— И то и другое.
— Да, и то и другое. Ибо иллюзия, надежда порождают разочарование и воспоминание, а разочарование и воспоминание, в свою очередь, порождают иллюзию и надежду. Наука — это действительность, это настоящее, дорогой Аугусто, а я уже не могу жить настоящим. С тех пор, как мой бедный Аполодоро, моя жертва, — на этих словах в голосе его послышались рыдания, — умер, точнее, покончил с собою, с тех пор для меня нет настоящего, нет ничего нужного для меня ни в науке, ни в действительности. Я могу жить только воспоминанием или надеждой. Вот я и пришел сюда, к очагу всех иллюзий и всех разочарований, — в церковь!
— Так, значит, вы теперь веруете?
— Почем я знаю!
— Значит, не веруете?
— Не знаю, верую я или нет; знаю лишь, что молюсь. И даже толком не знаю, о чем молюсь. Нас здесь несколько человек, по вечерам мы собираемся в этом храме помолиться. Я не знаком с ними, а они — со мною, но мы чувствуем некую солидарность, духовную общность. Теперь я думаю, что человечеству вовсе ни к чему гении.
— А ваша жена, дон Авито?
— О, моя жена! — воскликнул Карраскаль, и слеза, блестевшая в его глазах, казалось, вспыхнула внутренним светом. — Моя жена! Я открыл ее! Пока ужасное несчастье не обрушилось на меня, я не знал, каким сокровищем владею. Лишь тогда я сумел проникнуть в тайну жизни, когда в страшные ночи после самоубийства Аполодоро я склонял голову на ее колени и в ее материнских объятьях плакал, плакал без конца.
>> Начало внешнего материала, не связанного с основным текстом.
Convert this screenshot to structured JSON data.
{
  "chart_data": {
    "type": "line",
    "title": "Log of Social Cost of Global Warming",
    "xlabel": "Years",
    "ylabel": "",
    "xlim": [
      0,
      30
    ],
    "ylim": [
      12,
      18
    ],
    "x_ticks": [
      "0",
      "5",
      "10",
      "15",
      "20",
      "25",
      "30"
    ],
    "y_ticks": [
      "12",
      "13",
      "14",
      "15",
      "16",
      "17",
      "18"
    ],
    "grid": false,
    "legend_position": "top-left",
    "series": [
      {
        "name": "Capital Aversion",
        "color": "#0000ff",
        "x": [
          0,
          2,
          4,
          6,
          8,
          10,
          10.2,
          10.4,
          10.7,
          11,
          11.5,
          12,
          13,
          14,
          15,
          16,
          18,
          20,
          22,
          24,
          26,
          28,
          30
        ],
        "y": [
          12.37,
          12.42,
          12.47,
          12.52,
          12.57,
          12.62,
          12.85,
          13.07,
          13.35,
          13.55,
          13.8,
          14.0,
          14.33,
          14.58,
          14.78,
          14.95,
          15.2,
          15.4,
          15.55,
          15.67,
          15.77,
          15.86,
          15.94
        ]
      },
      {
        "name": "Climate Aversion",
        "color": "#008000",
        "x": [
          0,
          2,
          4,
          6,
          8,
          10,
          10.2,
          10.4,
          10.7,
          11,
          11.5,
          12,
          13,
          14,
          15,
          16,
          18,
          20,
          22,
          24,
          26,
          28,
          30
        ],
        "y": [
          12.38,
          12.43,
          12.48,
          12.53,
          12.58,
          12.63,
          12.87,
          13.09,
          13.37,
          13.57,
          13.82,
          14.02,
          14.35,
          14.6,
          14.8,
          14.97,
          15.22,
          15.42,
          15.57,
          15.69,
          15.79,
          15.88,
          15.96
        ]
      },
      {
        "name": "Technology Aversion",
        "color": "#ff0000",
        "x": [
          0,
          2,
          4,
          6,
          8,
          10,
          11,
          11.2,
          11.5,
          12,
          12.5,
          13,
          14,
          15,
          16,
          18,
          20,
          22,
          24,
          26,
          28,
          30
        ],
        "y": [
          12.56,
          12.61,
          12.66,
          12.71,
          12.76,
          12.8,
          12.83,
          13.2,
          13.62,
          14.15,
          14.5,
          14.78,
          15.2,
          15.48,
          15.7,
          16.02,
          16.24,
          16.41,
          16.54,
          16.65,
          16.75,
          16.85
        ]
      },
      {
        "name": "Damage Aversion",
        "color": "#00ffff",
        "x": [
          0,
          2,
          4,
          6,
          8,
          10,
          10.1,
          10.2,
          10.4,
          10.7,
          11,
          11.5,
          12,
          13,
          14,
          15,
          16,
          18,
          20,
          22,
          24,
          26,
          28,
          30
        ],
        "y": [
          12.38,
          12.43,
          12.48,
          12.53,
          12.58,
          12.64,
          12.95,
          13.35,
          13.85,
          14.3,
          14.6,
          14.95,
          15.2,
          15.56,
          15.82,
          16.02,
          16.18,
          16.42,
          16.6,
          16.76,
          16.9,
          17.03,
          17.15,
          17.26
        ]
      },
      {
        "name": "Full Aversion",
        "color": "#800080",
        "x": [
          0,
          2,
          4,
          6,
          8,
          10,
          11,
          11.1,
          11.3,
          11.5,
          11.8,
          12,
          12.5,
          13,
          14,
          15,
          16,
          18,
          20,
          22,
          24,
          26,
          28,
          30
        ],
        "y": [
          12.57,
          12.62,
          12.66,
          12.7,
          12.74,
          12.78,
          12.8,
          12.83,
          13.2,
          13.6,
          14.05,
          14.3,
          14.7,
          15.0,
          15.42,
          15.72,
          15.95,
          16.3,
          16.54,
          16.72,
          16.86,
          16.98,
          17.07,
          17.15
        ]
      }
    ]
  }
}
А она нежно гладила меня по голове и говорила: «Бедный мой ребенок! Бедный мой!» Никогда, никогда она не была настолько матерью, как в те дни. Я никак не думал, делая ее матерью, — и зачем? только чтобы она стала материалом для создания будущего гения! — никак не думал, что придет день, когда она станет мне необходима именно как мать. Ведь я не знал свою мать, Аугусто, совсем не знал; у меня не было матери, я не знал, что это такое, до тех пор, пока мы с женой не потеряли сына и она почувствовала себя моей матерью. Ты-то знал свою мать, Аугусто, ты знал бесценную донью Соледад; если бы не это, я бы советовал тебе жениться.
— Да, я знал свою мать, дон Авито, но я потерял ее, и там, в церкви, я ее вспоминал.
— Ну, так если хочешь заново обрести мать, женись, Аугусто, женись!
— Другую мать мне уже не найти.
— Ты прав, но все равно женись!
— Каким образом? — сказал с натянутой улыбкой Аугусто, вспоминая одну из теорий дона Авито. — Как? Путем дедукции или индукции?
— Сейчас не время шутить. Бога ради, Аугусто, не напоминай о моей трагедии! Но в конце концов, если думать в стиле твоей шутки, то женись с помощью интуиции!
— А если женщина, которую я люблю, меня не любит?
— Женись на той, которая тебя любит, даже если ты не любишь ее. Лучше жениться так, чтобы завоевывали твою любовь, чем самому ее завоевывать. Ищи женщину, которая тебя полюбит.
В мозгу Аугусто мелькнул образ девушки из прачечной. Потому что ему показалось, будто бедняжка в него влюбилась.
Когда наконец Аугусто распрощался с доном Авито, он пошел в казино. Он хотел рассеять туман в голове и в сердце, сыграв партию в шахматы с Виктором.
XIV
В поведении своего друга Виктора Аугусто заметил нечто необычное: тот не выиграл ни одной партии, был угрюм и молчалив.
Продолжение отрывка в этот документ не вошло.